7 Team Building Activities to Help Climb the Lencioni Trust Pyramid
If you run a business or any semblance of a team, buy and read The Five Dysfunctions of a Team by Patrick Lencioni. Today. Now if possible.
Trust is the foundation of all highly functional teams. In his book, Lencioni takes a reverse approach to show how an absence of any aspects of his pyramid, starting with an absence of trust, leads to an inattention to results.
The football quarterback must trust that his receiver is running the right route, since he must often release the ball into open space far before the receiver gets there. The NASCAR driver must trust that his pit crew that his wheels don’t fall off mid-lap. The employee who trusts his leader will be more open and honest about his concerns and actions.
It all starts with trust.
For the purposes of this article, we are going to address vulnerability-based trust, which is a much deeper confidence that you can be vulnerable with your teammates. This type of trust allows you take risks, ask for help, admit mistakes, or confront other team members without fear of retribution or resentment.
Some of the best exercises is about self-awareness and communication and are most visibly exhibited through a tool called the Johari Window:
The Johari Window has four “panes” of awareness cross-referencing things you do and don’t know about yourself with things others may or may not know about you. The goal for these exercises is to move items from your Blind Spot and your Hidden area into the open window on the top left.
Here are 7 sample exercises you can use to help build team trust:
Personal History Exercise Purpose: To move items from your Hidden area to the Open window.
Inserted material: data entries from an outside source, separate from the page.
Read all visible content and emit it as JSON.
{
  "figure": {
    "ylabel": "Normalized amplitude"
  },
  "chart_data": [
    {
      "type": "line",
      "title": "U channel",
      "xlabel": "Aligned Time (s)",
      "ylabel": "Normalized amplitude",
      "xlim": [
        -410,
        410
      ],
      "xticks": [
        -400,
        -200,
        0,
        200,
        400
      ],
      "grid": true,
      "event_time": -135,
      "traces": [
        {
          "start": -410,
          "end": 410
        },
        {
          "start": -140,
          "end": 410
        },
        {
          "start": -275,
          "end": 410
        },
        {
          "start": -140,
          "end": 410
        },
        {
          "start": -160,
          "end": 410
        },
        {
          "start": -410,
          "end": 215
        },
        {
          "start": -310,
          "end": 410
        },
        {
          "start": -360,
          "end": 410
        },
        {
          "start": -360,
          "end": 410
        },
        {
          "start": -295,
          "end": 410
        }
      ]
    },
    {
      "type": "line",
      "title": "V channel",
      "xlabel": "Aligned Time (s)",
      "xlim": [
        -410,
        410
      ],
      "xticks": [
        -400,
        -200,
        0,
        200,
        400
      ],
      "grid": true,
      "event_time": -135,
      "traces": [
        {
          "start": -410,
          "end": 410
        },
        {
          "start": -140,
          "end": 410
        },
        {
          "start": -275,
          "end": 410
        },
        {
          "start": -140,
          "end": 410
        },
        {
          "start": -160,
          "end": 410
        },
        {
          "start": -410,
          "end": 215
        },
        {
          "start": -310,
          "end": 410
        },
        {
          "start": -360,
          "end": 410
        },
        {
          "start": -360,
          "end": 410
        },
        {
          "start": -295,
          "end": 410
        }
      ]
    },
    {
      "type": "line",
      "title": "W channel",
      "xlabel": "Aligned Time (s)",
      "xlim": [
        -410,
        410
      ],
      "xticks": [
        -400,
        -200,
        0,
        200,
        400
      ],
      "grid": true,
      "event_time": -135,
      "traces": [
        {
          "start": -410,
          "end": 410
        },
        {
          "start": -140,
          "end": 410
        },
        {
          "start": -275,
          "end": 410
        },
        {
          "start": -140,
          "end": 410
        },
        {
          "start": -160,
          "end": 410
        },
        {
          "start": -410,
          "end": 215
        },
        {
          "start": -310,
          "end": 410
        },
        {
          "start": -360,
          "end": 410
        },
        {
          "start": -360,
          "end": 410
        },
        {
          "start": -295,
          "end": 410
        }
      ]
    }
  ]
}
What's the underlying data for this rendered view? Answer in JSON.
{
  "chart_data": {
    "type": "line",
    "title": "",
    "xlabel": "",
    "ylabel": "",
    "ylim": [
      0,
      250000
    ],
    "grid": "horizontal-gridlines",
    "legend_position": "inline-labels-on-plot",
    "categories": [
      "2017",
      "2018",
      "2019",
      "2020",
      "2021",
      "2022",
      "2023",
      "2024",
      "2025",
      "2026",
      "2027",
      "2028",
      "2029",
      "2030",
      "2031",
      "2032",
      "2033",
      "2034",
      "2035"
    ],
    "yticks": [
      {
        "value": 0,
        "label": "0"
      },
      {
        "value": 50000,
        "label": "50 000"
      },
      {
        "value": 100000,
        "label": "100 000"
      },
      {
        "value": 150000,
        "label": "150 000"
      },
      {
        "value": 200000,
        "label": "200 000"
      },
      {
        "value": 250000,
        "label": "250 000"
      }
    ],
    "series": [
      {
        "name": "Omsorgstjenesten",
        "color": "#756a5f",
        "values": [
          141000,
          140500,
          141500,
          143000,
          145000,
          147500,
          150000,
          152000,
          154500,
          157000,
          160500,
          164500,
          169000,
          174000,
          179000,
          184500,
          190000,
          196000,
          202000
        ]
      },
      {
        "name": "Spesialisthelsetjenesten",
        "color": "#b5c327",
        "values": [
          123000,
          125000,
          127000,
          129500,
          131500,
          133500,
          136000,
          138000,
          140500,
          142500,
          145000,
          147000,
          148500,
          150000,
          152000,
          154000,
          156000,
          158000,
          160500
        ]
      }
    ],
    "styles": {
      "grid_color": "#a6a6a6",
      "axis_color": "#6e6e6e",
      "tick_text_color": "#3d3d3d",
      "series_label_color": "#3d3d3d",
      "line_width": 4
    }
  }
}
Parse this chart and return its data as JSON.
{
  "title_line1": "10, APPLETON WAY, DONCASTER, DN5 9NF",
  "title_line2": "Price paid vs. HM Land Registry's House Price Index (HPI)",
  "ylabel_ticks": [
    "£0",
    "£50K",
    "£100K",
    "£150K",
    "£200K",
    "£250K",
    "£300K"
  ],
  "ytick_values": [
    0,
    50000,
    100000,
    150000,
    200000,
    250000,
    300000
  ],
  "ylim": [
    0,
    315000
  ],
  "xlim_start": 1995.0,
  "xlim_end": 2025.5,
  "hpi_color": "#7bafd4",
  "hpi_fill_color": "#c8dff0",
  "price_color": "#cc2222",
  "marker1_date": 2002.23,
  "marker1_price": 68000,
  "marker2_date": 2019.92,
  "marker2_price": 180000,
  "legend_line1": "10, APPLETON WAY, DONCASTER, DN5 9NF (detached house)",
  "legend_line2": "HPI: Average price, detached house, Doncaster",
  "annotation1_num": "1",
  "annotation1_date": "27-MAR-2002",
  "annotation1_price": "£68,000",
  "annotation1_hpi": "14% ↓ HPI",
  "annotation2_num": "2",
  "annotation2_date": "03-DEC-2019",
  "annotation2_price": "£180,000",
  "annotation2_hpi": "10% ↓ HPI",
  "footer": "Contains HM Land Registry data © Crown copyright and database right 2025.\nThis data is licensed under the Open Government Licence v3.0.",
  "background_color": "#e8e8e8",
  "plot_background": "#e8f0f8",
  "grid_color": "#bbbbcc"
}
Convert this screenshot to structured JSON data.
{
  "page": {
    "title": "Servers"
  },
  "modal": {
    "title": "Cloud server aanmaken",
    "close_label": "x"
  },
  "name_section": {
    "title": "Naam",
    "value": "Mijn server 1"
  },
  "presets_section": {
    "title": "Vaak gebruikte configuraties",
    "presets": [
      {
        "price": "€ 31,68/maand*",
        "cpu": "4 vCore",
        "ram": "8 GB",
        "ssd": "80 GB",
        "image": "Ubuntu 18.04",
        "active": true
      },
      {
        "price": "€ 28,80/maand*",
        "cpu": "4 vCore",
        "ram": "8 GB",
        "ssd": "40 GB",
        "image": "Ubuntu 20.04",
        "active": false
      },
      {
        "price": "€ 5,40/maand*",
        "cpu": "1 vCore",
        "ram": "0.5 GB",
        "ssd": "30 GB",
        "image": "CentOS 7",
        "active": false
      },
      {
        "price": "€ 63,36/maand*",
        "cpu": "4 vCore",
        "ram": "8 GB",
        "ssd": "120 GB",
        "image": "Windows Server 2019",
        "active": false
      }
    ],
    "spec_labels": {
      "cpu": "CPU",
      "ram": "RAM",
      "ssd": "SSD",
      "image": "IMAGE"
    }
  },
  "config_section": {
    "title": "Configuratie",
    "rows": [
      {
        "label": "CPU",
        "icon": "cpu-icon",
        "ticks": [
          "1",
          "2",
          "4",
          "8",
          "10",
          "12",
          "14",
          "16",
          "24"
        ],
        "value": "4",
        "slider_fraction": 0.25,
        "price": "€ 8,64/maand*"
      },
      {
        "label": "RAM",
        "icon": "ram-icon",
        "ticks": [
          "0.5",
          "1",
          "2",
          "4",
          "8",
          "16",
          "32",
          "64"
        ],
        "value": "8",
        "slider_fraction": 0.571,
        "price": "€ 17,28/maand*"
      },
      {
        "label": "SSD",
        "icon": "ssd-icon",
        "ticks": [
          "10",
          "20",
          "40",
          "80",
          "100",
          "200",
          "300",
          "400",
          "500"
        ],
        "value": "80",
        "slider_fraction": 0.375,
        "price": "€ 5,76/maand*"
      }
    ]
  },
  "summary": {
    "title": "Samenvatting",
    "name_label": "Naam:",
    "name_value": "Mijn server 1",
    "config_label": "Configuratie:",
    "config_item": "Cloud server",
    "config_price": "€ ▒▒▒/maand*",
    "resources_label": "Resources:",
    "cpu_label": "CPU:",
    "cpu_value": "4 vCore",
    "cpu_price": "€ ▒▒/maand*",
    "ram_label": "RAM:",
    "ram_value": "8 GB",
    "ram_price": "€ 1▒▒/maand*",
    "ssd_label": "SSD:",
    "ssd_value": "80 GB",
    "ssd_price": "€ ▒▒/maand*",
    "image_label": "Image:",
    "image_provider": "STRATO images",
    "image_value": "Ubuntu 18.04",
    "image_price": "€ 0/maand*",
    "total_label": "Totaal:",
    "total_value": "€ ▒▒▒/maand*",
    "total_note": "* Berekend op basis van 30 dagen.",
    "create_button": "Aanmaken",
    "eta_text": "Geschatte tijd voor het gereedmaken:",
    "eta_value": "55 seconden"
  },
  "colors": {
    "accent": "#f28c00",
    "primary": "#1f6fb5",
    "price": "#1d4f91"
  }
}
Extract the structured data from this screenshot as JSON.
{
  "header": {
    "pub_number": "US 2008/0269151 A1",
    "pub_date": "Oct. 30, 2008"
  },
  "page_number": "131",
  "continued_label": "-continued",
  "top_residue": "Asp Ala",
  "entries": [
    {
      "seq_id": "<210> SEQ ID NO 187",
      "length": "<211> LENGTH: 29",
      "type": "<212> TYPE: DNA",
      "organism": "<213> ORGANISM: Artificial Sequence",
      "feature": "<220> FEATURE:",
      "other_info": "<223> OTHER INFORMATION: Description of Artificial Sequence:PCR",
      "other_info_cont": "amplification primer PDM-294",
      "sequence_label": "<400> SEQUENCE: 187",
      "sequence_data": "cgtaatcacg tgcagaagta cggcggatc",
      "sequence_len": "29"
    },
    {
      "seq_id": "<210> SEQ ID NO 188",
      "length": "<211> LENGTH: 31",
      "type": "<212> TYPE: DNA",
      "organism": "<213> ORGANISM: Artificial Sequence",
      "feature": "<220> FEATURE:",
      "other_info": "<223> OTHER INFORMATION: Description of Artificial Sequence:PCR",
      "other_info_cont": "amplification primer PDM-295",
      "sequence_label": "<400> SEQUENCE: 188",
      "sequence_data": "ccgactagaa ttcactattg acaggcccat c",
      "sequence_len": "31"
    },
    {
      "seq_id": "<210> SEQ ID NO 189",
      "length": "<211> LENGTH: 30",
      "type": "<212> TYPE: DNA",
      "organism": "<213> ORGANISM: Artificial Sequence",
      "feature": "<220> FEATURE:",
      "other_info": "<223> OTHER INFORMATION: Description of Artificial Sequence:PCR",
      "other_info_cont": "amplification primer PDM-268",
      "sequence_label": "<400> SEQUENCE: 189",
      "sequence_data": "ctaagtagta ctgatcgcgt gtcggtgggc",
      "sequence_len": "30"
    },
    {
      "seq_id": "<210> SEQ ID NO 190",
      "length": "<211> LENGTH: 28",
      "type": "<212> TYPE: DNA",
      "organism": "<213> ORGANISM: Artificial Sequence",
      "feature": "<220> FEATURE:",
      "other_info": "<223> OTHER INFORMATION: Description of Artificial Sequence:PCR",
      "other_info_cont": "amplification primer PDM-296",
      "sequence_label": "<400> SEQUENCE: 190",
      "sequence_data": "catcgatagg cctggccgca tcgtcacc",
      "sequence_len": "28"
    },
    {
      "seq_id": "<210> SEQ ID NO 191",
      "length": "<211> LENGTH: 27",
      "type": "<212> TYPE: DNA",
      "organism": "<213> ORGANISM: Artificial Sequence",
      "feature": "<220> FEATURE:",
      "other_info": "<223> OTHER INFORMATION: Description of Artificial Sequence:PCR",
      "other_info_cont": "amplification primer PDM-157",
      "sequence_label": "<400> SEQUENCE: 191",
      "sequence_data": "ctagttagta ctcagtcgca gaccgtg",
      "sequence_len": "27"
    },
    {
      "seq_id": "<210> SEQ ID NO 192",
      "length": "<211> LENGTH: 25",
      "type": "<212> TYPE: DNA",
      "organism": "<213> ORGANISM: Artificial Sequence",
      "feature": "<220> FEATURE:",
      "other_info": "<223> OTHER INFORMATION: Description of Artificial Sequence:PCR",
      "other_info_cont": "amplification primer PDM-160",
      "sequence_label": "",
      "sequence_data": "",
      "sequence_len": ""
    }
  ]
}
Activity: Have each team member answer 5 questions about their personal lives. Sample questions include your hometown, first job, worst job, number of siblings, greatest fear, or something that nobody else knows about you. Each person will share this publicly with the rest of the team (leaders included). This is a great way to start a team building day.
One Thing Purpose: To move items from your Blind Spot into the Open window. Activity: Have each team member write down the most admirable trait for each of the other people on the team. Go around the room person-to-person and have each person reveal that trait to the selected individual. Next, have each team member write down the ONE THING each person has to START or STOP doing for the good of the team. Follow the same process, person-to-person, having the other team members reveal that one thing. Lastly, have each individual make their “one thing” commitment for that year based on feedback from the team. Have each member review their “one thing” quarterly to see how they are progressing. You should conduct this activity annually.
What Makes You Tick Purpose: To move items from multiple windows into the Open window and improve team communication so team members approach each other differently to succeed in work and personal interaction. Activity: Have each team member complete a DISC and Driving Forces profile assessment. Bring in a trainer to review what the assessment means and the best way to communicate with different personality styles. The trainer will run through exercises helping explain personality traits, strengths, weaknesses, and a plan on how potential clashes can be alleviated. One additional idea is to post the DISC profile graph in a visible place (i.e. outside each person’s cube) to make it easier for others to communicate with them.
Three Truths and a Lie Purpose: To move items from the Hidden area to the Open window Activity: Each team member should write down on 4 pieces of paper three truths and one lie about themselves. The lie should be somewhat believable. Go around the group and, one at a time, have each member read the truths and lie in a random order. Once they are done, the rest of the group should discuss as a team and try to uncover the lie. This one is often a lot of fun!
Blind Drawing Purpose: To focus on communication and interpretation of instructions. Activity: Divide team into groups of two with each member of the team sitting back-to-back. One person should have a picture (i.e. and elephant standing on a ball) and the other should have a pencil and paper. The person with the picture provides instructions to the one drawing using only adjectives and directions (i.e. you cannot tell the person to “draw and elephant on a ball”).
Perfect Square Purpose: To focus on communication and leadership styles. Activity: Gather your team in a circle and have them sit down. Provide blindfolds. Provide the group with a long piece of rope tied together at the end. Instruct them to form a perfect square without removing the blindfolds. You can vary the difficulty by randomly instructing a team member not to speak, or let them come up with a plan ahead of time before the blindfolds are put on, but then once the blindfolds are on nobody can speak, etc… You uncover several different leadership styles with this activity.
Problem Family Tree Purpose: Self-Discovery and a means to see how often seemingly small issues, when combined with other seemingly small issues, can create larger problems. Activity: On a piece of paper, instruct each team member to write down a specific major problem they have at work. Make sure it is not directed at a specific person, but rather a procedure, product, or non-human problem they believe exists. Below that, have them wrote down two things they think cause that problem (again, making sure to not mention specific people). Draw a line from those ideas to the main problem much like a family tree. Continue this process as far down the “tree” as they can go. Discuss the results as a group.
These are just a few of hundreds of possible activities you can use with your team to open up communication and build trust. Run trust-building exercises on a regular basis and incorporate other social events outside of the work environment.
Trust Building is part of the EOS process and can also be done separately with training, assessments, and other exercises.